In the weeks following, as details unfolded, some of Lochte’s big name sponsers decided to drop him including Speedo, Ralph Lauren and Airweave, a top bedding manufacturer. He was also handed a 10-month suspension from USA Swimming.
Back on Top
After issuing apologies on social media, Lochte began to put the troubles in Rio behind him, moved from Charlotte to LA, and appeared on Dancing with the Stars. He hit the headlines again when two men rushed the stage wearing anti-locte t-shirts when the swimmer was receiving judges comments. Despite that, Lochte kept dancing and exceeded expectations making it to week eight. He was the seventh person to be voted off the show.
In October 2016 Lochte announced his engagement to Kayla Rae Reid. Then in December, the couple posted an instagram picture announcing they were expecting their first child, a boy.
New Sponsorships, Signing with TYR
Lochte continued to rebuild his brand as he signed deals and appeared in ads with Powerbar, debt.com, and Pine Bros.
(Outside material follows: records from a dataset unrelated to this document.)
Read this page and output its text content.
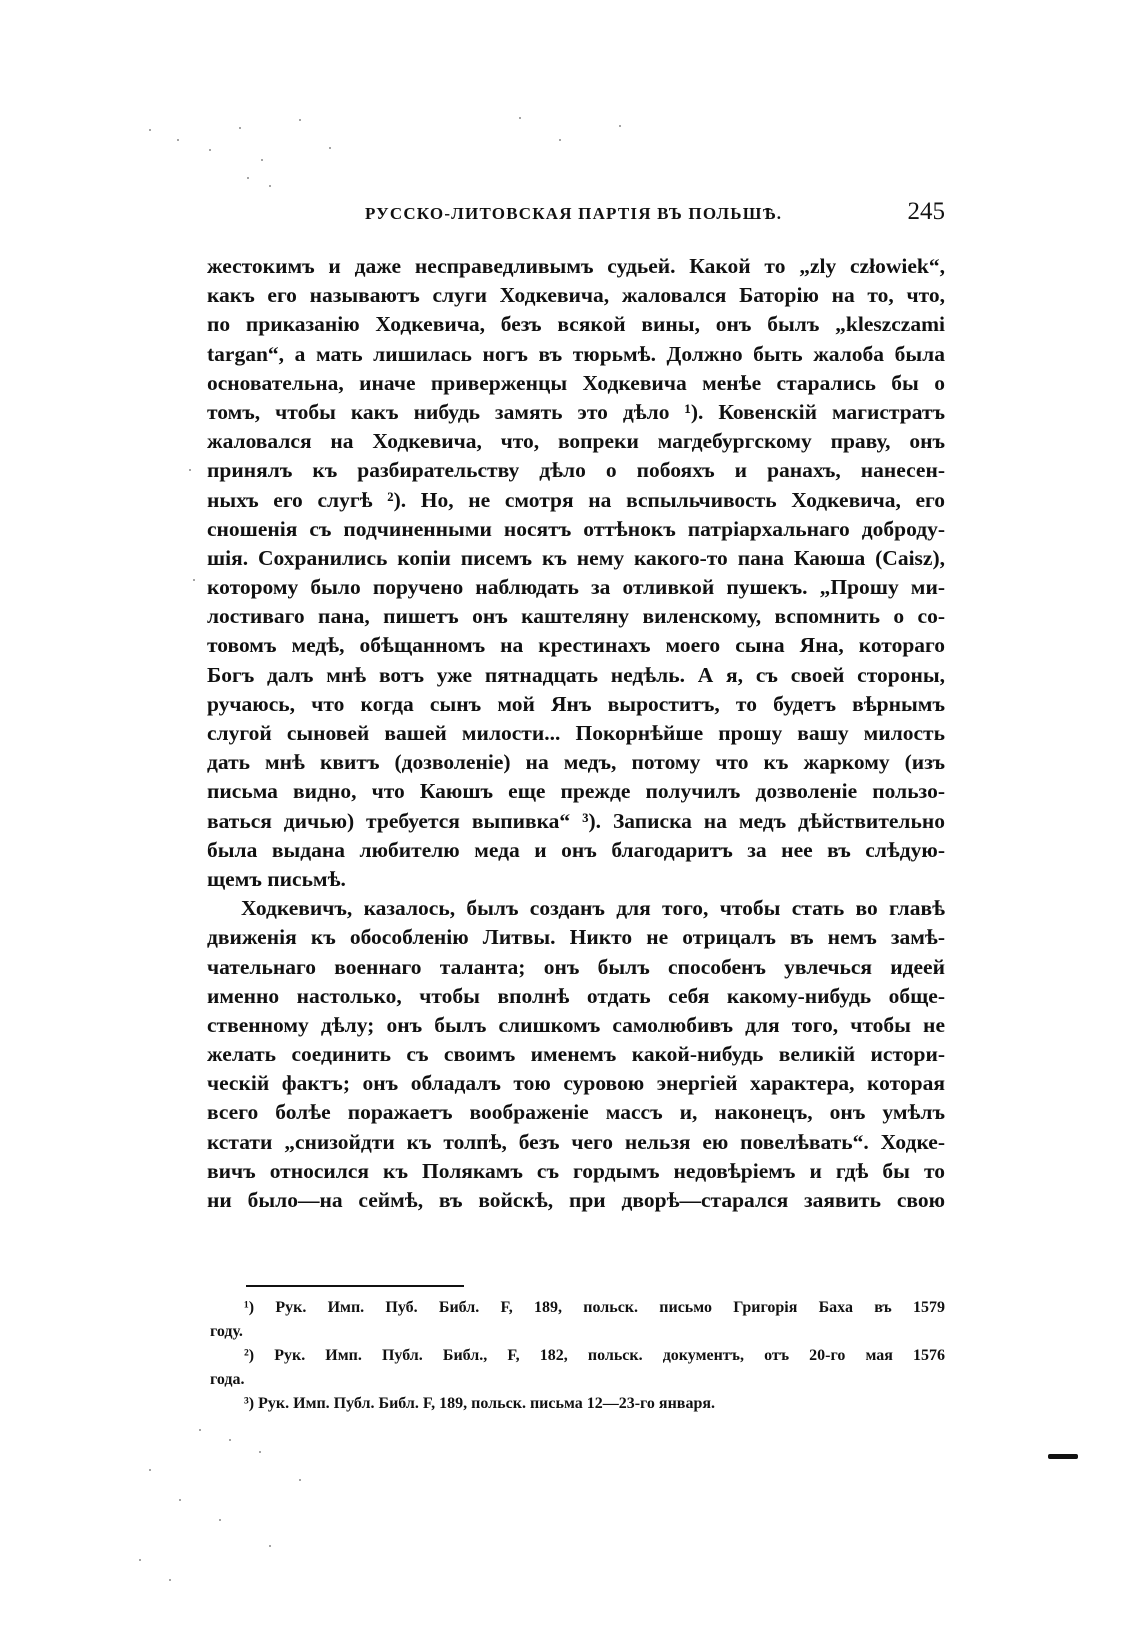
РУССКО-ЛИТОВСКАЯ ПАРТІЯ ВЪ ПОЛЬШѢ.	245
жестокимъ и даже несправедливымъ судьей. Какой то „zly człowiek“,
какъ его называютъ слуги Ходкевича, жаловался Баторію на то, что,
по приказанію Ходкевича, безъ всякой вины, онъ былъ „kleszczami
targan“, а мать лишилась ногъ въ тюрьмѣ. Должно быть жалоба была
основательна, иначе приверженцы Ходкевича менѣе старались бы о
томъ, чтобы какъ нибудь замять это дѣло ¹). Ковенскій магистратъ
жаловался на Ходкевича, что, вопреки магдебургскому праву, онъ
принялъ къ разбирательству дѣло о побояхъ и ранахъ, нанесен-
ныхъ его слугѣ ²). Но, не смотря на вспыльчивость Ходкевича, его
сношенія съ подчиненными носятъ оттѣнокъ патріархальнаго доброду-
шія. Сохранились копіи писемъ къ нему какого-то пана Каюша (Caisz),
которому было поручено наблюдать за отливкой пушекъ. „Прошу ми-
лостиваго пана, пишетъ онъ каштеляну виленскому, вспомнить о со-
товомъ медѣ, обѣщанномъ на крестинахъ моего сына Яна, котораго
Богъ далъ мнѣ вотъ уже пятнадцать недѣль. А я, съ своей стороны,
ручаюсь, что когда сынъ мой Янъ выроститъ, то будетъ вѣрнымъ
слугой сыновей вашей милости... Покорнѣйше прошу вашу милость
дать мнѣ квитъ (дозволеніе) на медъ, потому что къ жаркому (изъ
письма видно, что Каюшъ еще прежде получилъ дозволеніе пользо-
ваться дичью) требуется выпивка“ ³). Записка на медъ дѣйствительно
была выдана любителю меда и онъ благодаритъ за нее въ слѣдую-
щемъ письмѣ.
Ходкевичъ, казалось, былъ созданъ для того, чтобы стать во главѣ
движенія къ обособленію Литвы. Никто не отрицалъ въ немъ замѣ-
чательнаго военнаго таланта; онъ былъ способенъ увлечься идеей
именно настолько, чтобы вполнѣ отдать себя какому-нибудь обще-
ственному дѣлу; онъ былъ слишкомъ самолюбивъ для того, чтобы не
желать соединить съ своимъ именемъ какой-нибудь великій истори-
ческій фактъ; онъ обладалъ тою суровою энергіей характера, которая
всего болѣе поражаетъ воображеніе массъ и, наконецъ, онъ умѣлъ
кстати „снизойдти къ толпѣ, безъ чего нельзя ею повелѣвать“. Ходке-
вичъ относился къ Полякамъ съ гордымъ недовѣріемъ и гдѣ бы то
ни было—на сеймѣ, въ войскѣ, при дворѣ—старался заявить свою
¹) Рук. Имп. Пуб. Библ. F, 189, польск. письмо Григорія Баха въ 1579
году.
²) Рук. Имп. Публ. Библ., F, 182, польск. документъ, отъ 20-го мая 1576
года.
³) Рук. Имп. Публ. Библ. F, 189, польск. письма 12—23-го января.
It truly seemed that Lochte was back on top in the media on January 26, 2017 when the 12-time olympic medalist announced he was signing a suit sponsorship deal with TYR.
2017 US Open
In his first meet back after his 10-month suspension, Lochte swam the 100 back (55.16) and 200 IM (1:59.24) at the 2017 US Open in Long Island. He also spent extensive time signing autographs and taking pictures with fans under his new sponsor, TYR.
Return to Gainesville
After the 2017 US Open, Lochte announced he’d be returning to his old stomping grounds of Gainesville, Florida, and resume training with coach Gregg Troy. Since his return, he was consistently competing and put the world on notice at the 2018 Mel Zejac Jr. International when he posted times of 4:15.80 in the 400 IM and 1:58.90 in the 200 IM.
On July 23, 2018, Just 2 days before the 2018 US Nationals were set to start, Lochte accepted a 14-month ban for having received intravenous infusions in a volume greater than 100mL in a 12-hour period without a Therapeutic Use Exemption (TUE). Per the U.S. Anti-Doping Agency’s announcement today, July 23, “On May 24, 2018, Lochte, 33, posted an image on social media depicting himself receiving an intravenous infusion.” The release continued, “A subsequent investigation by USADA, with which Lochte fully cooperated, revealed that Lochte received an intravenous infusion of permitted substances at an infusion clinic in a volume greater than 100 mL in a 12-hour period without a Therapeutic Use Exemption (TUE).”